For the trial, researchers analyzed the risk predictors of BCC recurrence among the 1131 participants. All of the patients were veterans, 97% of them were men, and the median age of those participating was 72 years. On average, before entering the study, patients experienced more than 3 instances of BCC or squamous cell carcinoma.

During the study period, 44% of participants developed new BCCs. The strongest factor related to another BCC occurrence after 3 to 4 years of follow-up was a prior history of BCC. The 129 participants who had more than 5 BCC cases in the 5 years prior to the study had a hazard rate ratio nearly 4 times that of the 204 people who had none or 1 BCC episode.
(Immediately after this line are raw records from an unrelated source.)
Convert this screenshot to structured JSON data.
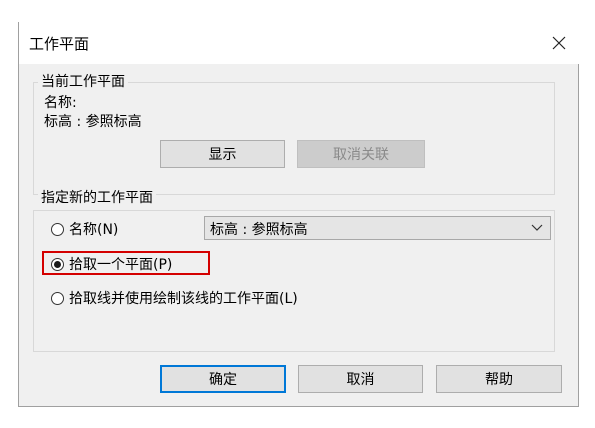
{
  "window": {
    "title": "工作平面"
  },
  "current_plane": {
    "legend": "当前工作平面",
    "name_label": "名称:",
    "name_value": "标高 : 参照标高",
    "show_button": "显示",
    "dissociate_button": "取消关联"
  },
  "specify_new": {
    "legend": "指定新的工作平面",
    "options": [
      {
        "label": "名称(N)",
        "checked": false
      },
      {
        "label": "拾取一个平面(P)",
        "checked": true
      },
      {
        "label": "拾取线并使用绘制该线的工作平面(L)",
        "checked": false
      }
    ],
    "name_select_value": "标高 : 参照标高"
  },
  "footer": {
    "ok": "确定",
    "cancel": "取消",
    "help": "帮助"
  },
  "colors": {
    "highlight": "#d40000",
    "default_button_border": "#0078d7"
  },
  "icons": {
    "close": "close-icon",
    "dropdown": "chevron-down-icon"
  }
}
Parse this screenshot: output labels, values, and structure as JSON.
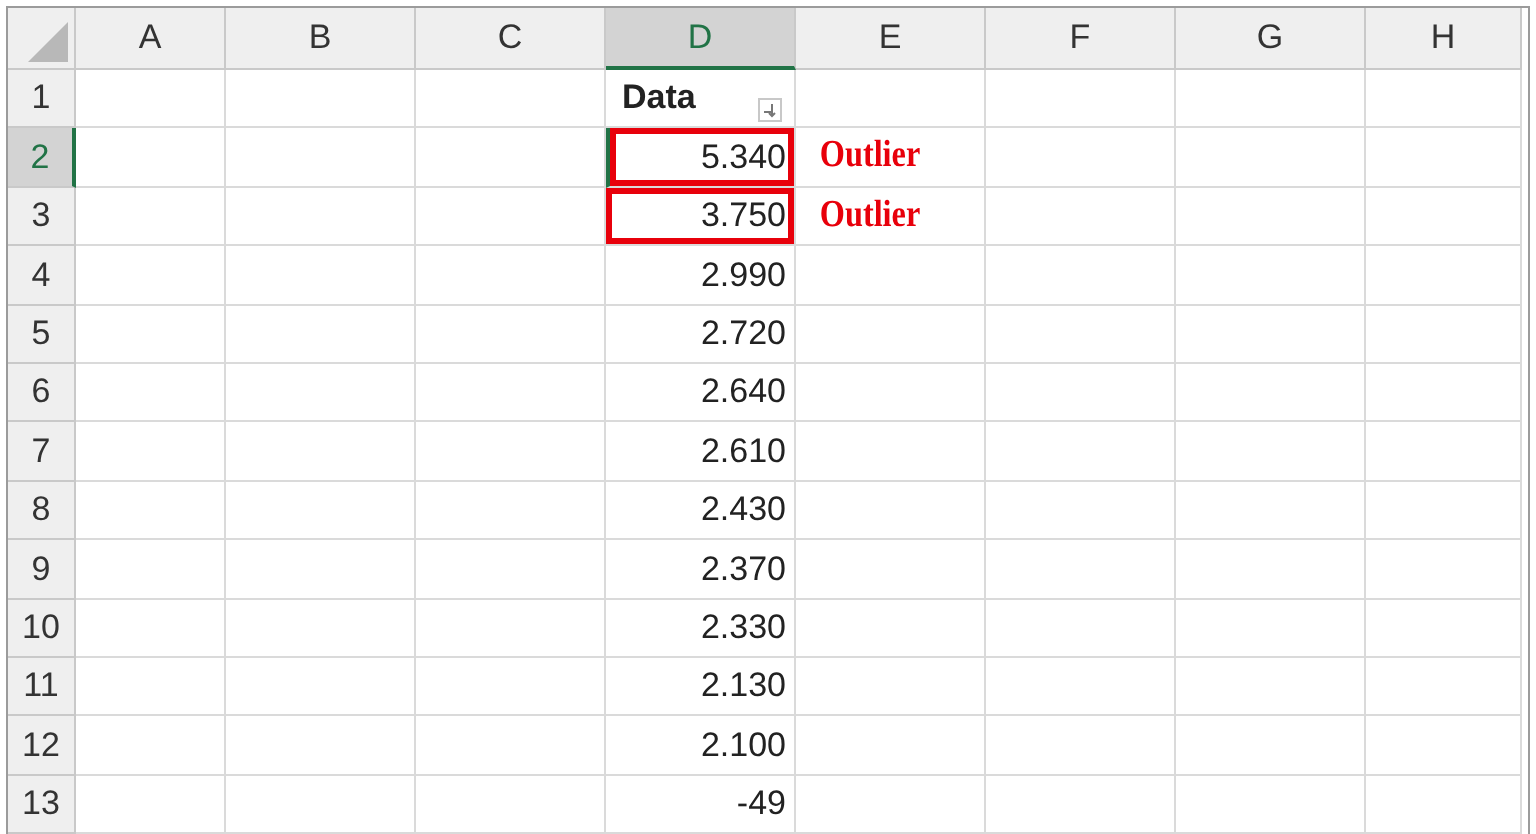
{
  "columns": [
    {
      "label": "A",
      "selected": false
    },
    {
      "label": "B",
      "selected": false
    },
    {
      "label": "C",
      "selected": false
    },
    {
      "label": "D",
      "selected": true
    },
    {
      "label": "E",
      "selected": false
    },
    {
      "label": "F",
      "selected": false
    },
    {
      "label": "G",
      "selected": false
    },
    {
      "label": "H",
      "selected": false
    }
  ],
  "rows": [
    {
      "number": "1",
      "selected": false,
      "kind": "header",
      "d": "Data",
      "filter": true,
      "outlier": false
    },
    {
      "number": "2",
      "selected": true,
      "kind": "value",
      "d": "5.340",
      "outlier": true,
      "note": "Outlier"
    },
    {
      "number": "3",
      "selected": false,
      "kind": "value",
      "d": "3.750",
      "outlier": true,
      "note": "Outlier"
    },
    {
      "number": "4",
      "selected": false,
      "kind": "value",
      "d": "2.990",
      "outlier": false
    },
    {
      "number": "5",
      "selected": false,
      "kind": "value",
      "d": "2.720",
      "outlier": false
    },
    {
      "number": "6",
      "selected": false,
      "kind": "value",
      "d": "2.640",
      "outlier": false
    },
    {
      "number": "7",
      "selected": false,
      "kind": "value",
      "d": "2.610",
      "outlier": false
    },
    {
      "number": "8",
      "selected": false,
      "kind": "value",
      "d": "2.430",
      "outlier": false
    },
    {
      "number": "9",
      "selected": false,
      "kind": "value",
      "d": "2.370",
      "outlier": false
    },
    {
      "number": "10",
      "selected": false,
      "kind": "value",
      "d": "2.330",
      "outlier": false
    },
    {
      "number": "11",
      "selected": false,
      "kind": "value",
      "d": "2.130",
      "outlier": false
    },
    {
      "number": "12",
      "selected": false,
      "kind": "value",
      "d": "2.100",
      "outlier": false
    },
    {
      "number": "13",
      "selected": false,
      "kind": "value",
      "d": "-49",
      "outlier": false
    }
  ]
}
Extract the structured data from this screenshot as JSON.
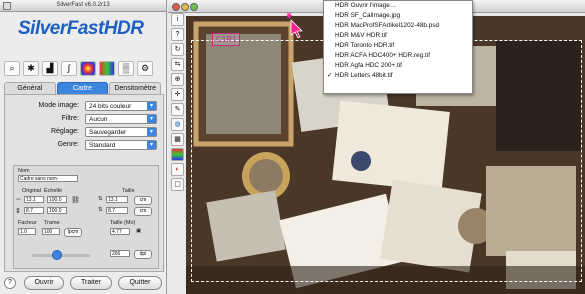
{
  "panel": {
    "window_title": "SilverFast v6.0.2r13",
    "logo": "SilverFastHDR",
    "tabs": [
      "Général",
      "Cadre",
      "Densitomètre"
    ],
    "fields": {
      "mode_image": {
        "label": "Mode image:",
        "value": "24 bits couleur"
      },
      "filtre": {
        "label": "Filtre:",
        "value": "Aucun"
      },
      "reglage": {
        "label": "Réglage:",
        "value": "Sauvegarder"
      },
      "genre": {
        "label": "Genre:",
        "value": "Standard"
      }
    },
    "nom": {
      "label": "Nom",
      "value": "Cadre sans nom-"
    },
    "size": {
      "original_label": "Original",
      "echelle_label": "Échelle",
      "taille_label": "Taille",
      "orig_w": "13.1",
      "orig_h": "8.7",
      "scale_w": "100.0",
      "scale_h": "100.0",
      "size_w": "13.1",
      "size_h": "8.7",
      "unit": "cm"
    },
    "facteur": {
      "facteur_label": "Facteur",
      "trame_label": "Trame",
      "taille_mo_label": "Taille (Mo)",
      "facteur_value": "1.0",
      "trame_value": "100",
      "lpcm": "lpcm",
      "taille_mo_value": "4.77",
      "dpi_value": "266",
      "dpi_unit": "dpi"
    },
    "buttons": {
      "help": "?",
      "ouvrir": "Ouvrir",
      "traiter": "Traiter",
      "quitter": "Quitter"
    }
  },
  "menu": {
    "items": [
      "HDR Ouvrir l'image…",
      "HDR SF_CalImage.jpg",
      "HDR MacProfSFArtikel1202-48b.psd",
      "HDR M&V HDR.tif",
      "HDR Toronto HDR.tif",
      "HDR ACFA HDC400+ HDR.reg.tif",
      "HDR Agfa HDC 200+.tif",
      "HDR Letters 48bit.tif"
    ],
    "checked_index": 7,
    "check_mark": "✓"
  },
  "crop_label": "C1R1",
  "colors": {
    "accent": "#3d86e0",
    "logo": "#1d5fc3",
    "crop": "#c02c8a"
  }
}
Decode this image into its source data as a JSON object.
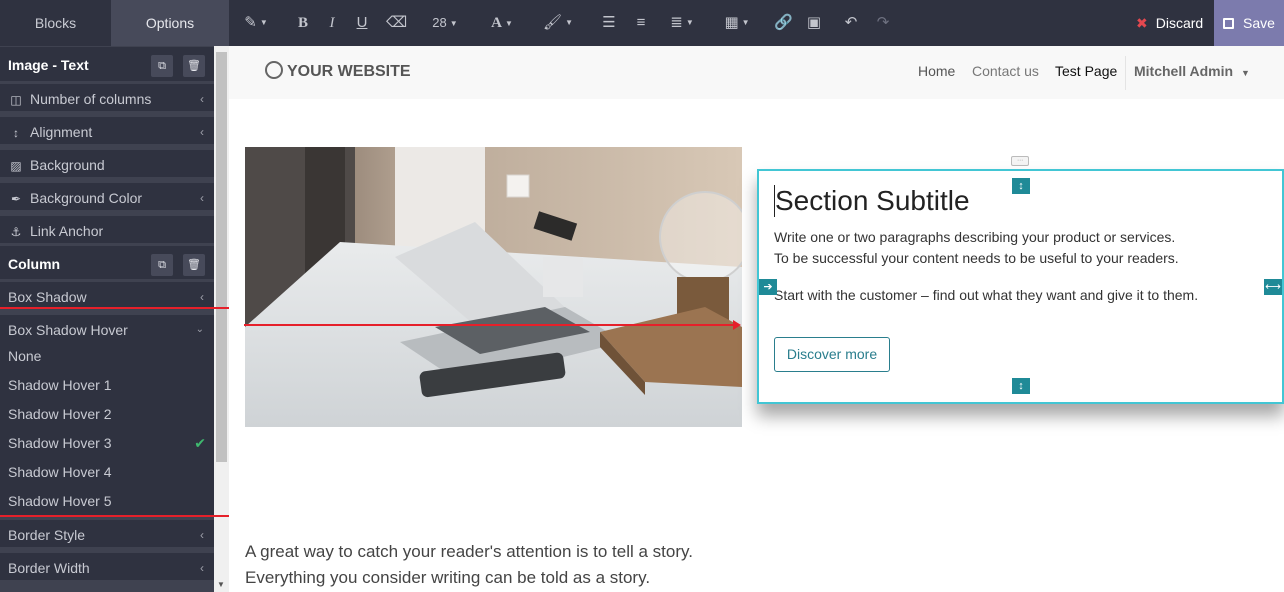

Moreover, compared with the 200 people who had 3 BCC instances, the hazard rate ratio was more than twice as high.

Researchers discovered eczema was another predictor of BCC recurrence. After statistical adjustments, study participants with a family history of eczema had a hazard rate ratio 1.54 times higher than people without family history of the condition.

Study results also showed that intense sun exposure prior to the age of 30 was a strong a predictor of BCC occurrence among the high-risk study population. “We talk about sun protection, which is important, but that’s something for basal cell that’s most important in your youth,” Weinstock said. “While we don’t exonerate UV exposure in one’s 40s, 50s, and 60s, it was particularly UV exposure before the age of 30 that was most closely related to BCC in our study.”